Spleen
Tout m'ennuie aujourd'hui. J'écarte mon rideau.
En haut ciel gris rayé d'une éternelle pluie.
En bas la rue où dans une brume de suie
Des ombres vont, glissant parmi les flaques d'eau. Je regarde sans voir fouillant mon vieux cerveau,
Et machinalement sur la vitre ternie
Je fais du bout du doigt de la calligraphie.
Bah! sortons, je verrai peut-être du nouveau. Pas de livres parus. Passants bêtes. Personne.
Des fiacres, de la boue, et l'averse toujours...
Puis le soir et le gaz et je rentre à pas lourds... Je mange, et bâille, et lis, rien ne me passionne...
Bah ! Couchons-nous. - Minuit. Une heure. Ah! chacun dort !

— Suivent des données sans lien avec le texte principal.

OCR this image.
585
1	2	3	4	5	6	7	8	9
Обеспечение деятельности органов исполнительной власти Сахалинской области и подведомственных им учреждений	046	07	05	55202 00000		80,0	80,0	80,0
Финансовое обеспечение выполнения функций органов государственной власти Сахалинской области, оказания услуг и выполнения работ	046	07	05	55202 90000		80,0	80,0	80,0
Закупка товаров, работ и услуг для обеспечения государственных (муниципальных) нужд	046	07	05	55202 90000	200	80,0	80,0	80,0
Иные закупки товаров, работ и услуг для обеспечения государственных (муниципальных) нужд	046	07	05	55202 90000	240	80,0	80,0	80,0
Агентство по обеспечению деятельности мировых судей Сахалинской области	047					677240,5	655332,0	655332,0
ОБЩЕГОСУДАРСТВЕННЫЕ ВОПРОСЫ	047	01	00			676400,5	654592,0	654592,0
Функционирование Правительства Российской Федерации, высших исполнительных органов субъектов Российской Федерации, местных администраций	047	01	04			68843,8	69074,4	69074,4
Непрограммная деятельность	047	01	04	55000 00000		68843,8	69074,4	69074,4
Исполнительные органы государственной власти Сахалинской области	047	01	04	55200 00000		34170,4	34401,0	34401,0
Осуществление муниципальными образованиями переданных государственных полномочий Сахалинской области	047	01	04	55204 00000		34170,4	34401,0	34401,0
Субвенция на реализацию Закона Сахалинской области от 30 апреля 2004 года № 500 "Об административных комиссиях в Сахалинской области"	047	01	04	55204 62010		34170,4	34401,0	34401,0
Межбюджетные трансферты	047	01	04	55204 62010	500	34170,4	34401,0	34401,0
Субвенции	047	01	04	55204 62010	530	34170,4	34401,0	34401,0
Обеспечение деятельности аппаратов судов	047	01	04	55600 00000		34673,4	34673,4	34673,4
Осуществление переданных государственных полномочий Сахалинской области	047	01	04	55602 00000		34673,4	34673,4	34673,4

Seul je ne puis dormir et je m'ennuie encor.
Jules Laforgue (1860-1887) ,
Spleen (Poèmes inédits) 7 novembre 1880
Explication
Le Spleen, ennui de vivre frappe la génération de la deuxième moitié du 19 e marquée par Nietzsche et Schopenhauer. Ce sonnet écrit par Jules Laforgue reprend ce thème. Mais chez ce jeune poète qui a vécu de 1860 à 1887, plongé dans la poésie pour échapper à la douleur d'exister, il prend une teinte de dérision. Laforgue, toute sa courte vie, a fait le clown, a été un Pierrot lunaire, pour cacher ou tromper son angoisse.
Ce sonnet en racontant l'existence du poète nous peint méticuleusement un état psychologique : le dégoût de la vie et dresse le portait d'un Dandy
A) La peinture minutieuse du spleen
Le spleen c'est l'ennui de vivre :
"Tout m'ennuie" : le verbe "ennuyer ouvre, termine et résume le poème.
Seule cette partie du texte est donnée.